Here is the definition of Velocity from Wikipedia:
“Velocity is a capacity planning tool sometimes used in Agile software development. The velocity is calculated by counting the number of units of work completed in a certain interval, the length of which is determined at the start of the project. The main idea behind Velocity is to help teams estimate how much work they can complete in a given time period based on how quickly similar work was previously completed.”
In my opinion, the main problem with Velocity is when it becomes a goal by itself. When software development teams are focused on keeping their Velocity or increasing their Velocity, they will be ready to make sacrifices.
Having Velocity as a goal introduces trade-offs:
- Should we make it faster or should we make it better?
- Do we have enough time for Refactoring?
- Why not accumulate some Technical Debt to increase our Velocity?
In contrast to the Agile term, here is the definition of the Physical concept of velocity, also from Wikipedia:
“Velocity is a physical vector quantity; both magnitude and direction are needed to define it. The scalar absolute value (magnitude) of velocity is called ‘speed’, a quantity that is measured in metres per second (m/s) in the SI (metric) system.”
Thus apparently what we call Velocity in Agile should actually be called Speed, because there is no clear definition of the dimensions of “Direction”. Of course any User Story that is implemented should satisfy some basic quality attributes such as Correctness. But what about other desirable quality attributes, both functional and non-functional, such as low coupling, high cohesion, efficiency and robustness? Who is measuring them? Who is tracking them? Unfortunately I’ve never heard of an Agile team drawing charts to track the average Cyclomatic Complexity of their code.
When the only thing you are really measuring is your Speed, you will attempt anything to “make progress” as fast as possible. Anything that causes you to move slower may be considered a burden. Including improving your code. Including Refactoring. Including avoiding Technical Debt.
To conclude this article, I bring below two opinions about Velocity from people that we should listen to.

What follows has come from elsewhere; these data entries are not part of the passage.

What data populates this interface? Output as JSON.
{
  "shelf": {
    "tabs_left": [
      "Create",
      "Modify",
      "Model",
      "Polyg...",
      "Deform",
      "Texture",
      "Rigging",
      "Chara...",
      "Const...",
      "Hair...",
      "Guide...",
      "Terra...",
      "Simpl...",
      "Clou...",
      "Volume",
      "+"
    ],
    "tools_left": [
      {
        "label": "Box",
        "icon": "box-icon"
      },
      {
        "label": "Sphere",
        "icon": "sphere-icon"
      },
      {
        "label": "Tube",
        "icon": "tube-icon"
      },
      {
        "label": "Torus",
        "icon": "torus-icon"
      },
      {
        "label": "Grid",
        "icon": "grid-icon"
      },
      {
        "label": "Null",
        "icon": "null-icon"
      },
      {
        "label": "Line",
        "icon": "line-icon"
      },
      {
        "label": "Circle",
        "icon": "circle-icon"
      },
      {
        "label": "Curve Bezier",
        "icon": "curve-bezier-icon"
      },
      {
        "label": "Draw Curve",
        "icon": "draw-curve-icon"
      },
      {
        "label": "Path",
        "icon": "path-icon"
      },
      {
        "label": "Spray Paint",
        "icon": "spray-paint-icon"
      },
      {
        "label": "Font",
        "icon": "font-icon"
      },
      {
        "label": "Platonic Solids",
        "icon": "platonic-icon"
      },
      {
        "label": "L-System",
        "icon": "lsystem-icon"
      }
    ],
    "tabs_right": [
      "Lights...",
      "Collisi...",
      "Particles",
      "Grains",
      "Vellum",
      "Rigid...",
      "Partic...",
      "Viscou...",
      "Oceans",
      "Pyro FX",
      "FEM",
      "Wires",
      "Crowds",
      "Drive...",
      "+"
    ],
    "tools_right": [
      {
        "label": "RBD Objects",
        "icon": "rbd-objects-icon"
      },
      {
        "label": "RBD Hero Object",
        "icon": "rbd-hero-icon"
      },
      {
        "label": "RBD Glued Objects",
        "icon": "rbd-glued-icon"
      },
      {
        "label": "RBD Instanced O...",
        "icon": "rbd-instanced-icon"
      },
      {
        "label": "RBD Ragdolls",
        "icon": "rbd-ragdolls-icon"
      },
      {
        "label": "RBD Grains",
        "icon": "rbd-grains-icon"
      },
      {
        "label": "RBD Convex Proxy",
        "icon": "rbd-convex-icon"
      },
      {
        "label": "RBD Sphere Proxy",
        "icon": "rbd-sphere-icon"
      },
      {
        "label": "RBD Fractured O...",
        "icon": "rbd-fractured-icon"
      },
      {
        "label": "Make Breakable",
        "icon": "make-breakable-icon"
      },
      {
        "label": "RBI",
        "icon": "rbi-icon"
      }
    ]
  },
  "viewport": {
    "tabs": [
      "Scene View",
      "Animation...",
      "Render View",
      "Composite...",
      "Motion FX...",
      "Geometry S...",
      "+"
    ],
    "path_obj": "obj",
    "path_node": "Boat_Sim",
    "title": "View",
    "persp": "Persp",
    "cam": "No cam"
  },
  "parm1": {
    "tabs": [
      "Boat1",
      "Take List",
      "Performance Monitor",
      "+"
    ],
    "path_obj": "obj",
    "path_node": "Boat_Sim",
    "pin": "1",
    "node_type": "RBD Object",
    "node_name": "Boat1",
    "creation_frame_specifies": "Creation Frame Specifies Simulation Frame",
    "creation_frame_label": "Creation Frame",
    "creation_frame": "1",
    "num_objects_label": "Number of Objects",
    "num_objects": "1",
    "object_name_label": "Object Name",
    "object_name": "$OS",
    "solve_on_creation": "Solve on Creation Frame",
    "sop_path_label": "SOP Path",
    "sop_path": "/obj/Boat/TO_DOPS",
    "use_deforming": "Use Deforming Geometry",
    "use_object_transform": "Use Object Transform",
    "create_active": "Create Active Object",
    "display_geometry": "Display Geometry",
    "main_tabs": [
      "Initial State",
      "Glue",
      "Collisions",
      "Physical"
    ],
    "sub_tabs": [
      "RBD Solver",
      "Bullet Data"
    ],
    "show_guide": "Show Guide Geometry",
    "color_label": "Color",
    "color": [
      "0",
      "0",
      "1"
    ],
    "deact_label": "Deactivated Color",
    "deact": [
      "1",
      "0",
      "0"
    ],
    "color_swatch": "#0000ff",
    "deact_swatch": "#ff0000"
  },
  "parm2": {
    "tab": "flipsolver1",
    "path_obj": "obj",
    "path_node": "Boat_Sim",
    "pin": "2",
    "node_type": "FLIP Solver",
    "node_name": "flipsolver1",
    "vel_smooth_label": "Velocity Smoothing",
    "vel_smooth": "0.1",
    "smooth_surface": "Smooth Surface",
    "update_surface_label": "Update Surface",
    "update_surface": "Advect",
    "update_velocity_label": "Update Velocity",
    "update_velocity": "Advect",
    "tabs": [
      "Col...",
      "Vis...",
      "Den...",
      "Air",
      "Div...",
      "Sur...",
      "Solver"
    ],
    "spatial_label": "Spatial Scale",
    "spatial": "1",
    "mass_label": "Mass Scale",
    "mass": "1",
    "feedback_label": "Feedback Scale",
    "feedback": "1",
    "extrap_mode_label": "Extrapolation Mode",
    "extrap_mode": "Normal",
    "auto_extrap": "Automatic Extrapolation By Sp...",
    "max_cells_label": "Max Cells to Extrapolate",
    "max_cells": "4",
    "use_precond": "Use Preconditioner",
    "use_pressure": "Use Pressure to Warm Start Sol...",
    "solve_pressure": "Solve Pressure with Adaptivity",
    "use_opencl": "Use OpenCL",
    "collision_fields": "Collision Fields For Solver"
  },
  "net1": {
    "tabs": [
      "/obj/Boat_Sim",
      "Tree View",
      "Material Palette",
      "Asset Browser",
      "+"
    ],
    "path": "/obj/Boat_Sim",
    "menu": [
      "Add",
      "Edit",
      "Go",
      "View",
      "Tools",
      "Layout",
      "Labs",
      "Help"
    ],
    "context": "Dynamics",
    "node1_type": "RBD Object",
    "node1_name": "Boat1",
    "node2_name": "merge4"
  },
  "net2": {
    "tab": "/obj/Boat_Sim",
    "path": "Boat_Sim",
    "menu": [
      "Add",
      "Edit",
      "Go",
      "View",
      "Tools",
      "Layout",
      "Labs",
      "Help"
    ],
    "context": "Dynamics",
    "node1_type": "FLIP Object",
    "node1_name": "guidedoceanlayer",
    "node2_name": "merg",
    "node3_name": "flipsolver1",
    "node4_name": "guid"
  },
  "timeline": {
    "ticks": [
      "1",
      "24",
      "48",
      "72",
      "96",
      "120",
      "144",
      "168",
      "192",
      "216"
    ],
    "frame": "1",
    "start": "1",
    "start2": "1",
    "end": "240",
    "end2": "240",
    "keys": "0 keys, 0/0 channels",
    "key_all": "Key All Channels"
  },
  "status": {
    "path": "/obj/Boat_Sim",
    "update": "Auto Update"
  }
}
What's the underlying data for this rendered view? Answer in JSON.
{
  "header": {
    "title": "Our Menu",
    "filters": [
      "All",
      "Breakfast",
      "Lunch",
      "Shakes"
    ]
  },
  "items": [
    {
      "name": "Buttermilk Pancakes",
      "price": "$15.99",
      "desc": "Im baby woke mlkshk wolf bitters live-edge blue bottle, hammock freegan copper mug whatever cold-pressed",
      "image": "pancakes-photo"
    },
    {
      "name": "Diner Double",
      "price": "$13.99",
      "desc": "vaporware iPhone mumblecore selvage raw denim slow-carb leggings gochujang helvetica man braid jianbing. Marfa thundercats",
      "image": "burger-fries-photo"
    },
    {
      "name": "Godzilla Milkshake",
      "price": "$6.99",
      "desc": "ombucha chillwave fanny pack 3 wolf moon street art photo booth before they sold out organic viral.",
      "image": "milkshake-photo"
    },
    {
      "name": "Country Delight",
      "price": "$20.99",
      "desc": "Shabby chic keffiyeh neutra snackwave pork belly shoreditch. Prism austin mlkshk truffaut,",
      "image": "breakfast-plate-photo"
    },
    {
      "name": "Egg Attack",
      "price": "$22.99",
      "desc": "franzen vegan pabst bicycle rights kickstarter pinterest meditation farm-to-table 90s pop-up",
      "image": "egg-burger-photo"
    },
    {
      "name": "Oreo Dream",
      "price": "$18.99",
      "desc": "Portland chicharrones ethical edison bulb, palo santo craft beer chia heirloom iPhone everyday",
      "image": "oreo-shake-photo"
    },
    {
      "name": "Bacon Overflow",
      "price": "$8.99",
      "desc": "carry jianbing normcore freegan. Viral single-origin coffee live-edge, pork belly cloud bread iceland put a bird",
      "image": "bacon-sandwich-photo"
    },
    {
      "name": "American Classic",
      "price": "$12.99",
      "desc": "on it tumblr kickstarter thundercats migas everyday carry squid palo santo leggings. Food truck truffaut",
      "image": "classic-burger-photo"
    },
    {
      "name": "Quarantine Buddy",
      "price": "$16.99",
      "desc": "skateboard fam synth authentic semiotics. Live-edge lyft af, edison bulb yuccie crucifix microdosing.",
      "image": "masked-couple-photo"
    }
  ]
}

Sacrificing Quality For Predictability by Joshua Kerievsky
“Technical practices like test-driven development and refactoring are often the first things to be dropped when someone is trying to ‘make their estimate.’
We see this behavior emerge from the outset, starting in training: a team that completes all work at the end of a timebox (say, two hours) often does so by sacrificing quality.
For years, we addressed this common problem by helping students experience what it was like to deliver on commitments while also producing quality code.
We explained how great teams ultimately learned to maintain technical excellence while also sustaining a consistent velocity (the same number of story points completed per sprint).
Yet the fact is, such teams are rare and their consistency is often fleeting as their team size changes or other pressures take hold.
For too many years, I thought it was important to maintain a consistent velocity, since it was supposed to be helpful in planning and predicting when a product/system could be completed.
Yet I’ve seen too many teams sacrifice quality and face compounding technical debt solely to make or exceed their estimates and keep their burndown charts looking pretty.”
Velocity is Killing Agility by Jim Highsmith
Jim Highsmith is an executive consultant with ThoughtWorks and author of several books on Agile software development, including “Agile Software Development Ecosystems” and “Agile Project Management: Creating Innovative Products“. Here is an extract from his article “Velocity is Killing Agility!“:
“Over emphasis on velocity causes problems because of its wide used as a productivity measure. The proper use of velocity is as a calibration tool, a way to help do capacity-based planning, as Kent Beck describes in ‘Extreme Programming: Embrace Change‘. Productivity measures in general make little sense in knowledge work—but that’s fodder for another blog. Velocity is also a seductive measure because it’s easy to calculate. Even though story-points per iteration are calculated on the basis of releasable features, velocity at its core is about effort.
While Agile teams try to focus on delivering high value features, they get side-tracked by reporting on productivity. Time after time I hear about comments from managers or product owners, ‘Your velocity fell from 24 last iteration to 21 this time, what’s wrong? Let’s get it back up, or go even higher.’ In this scenario velocity has moved from a useful calibration tool (what is our capacity for the next iteration?) to a performance (productivity) measurement tool. This means that two things are short-changed: the quality of the customer experience (quantity of features over customer experience) and improving the delivery engine (technical quality).”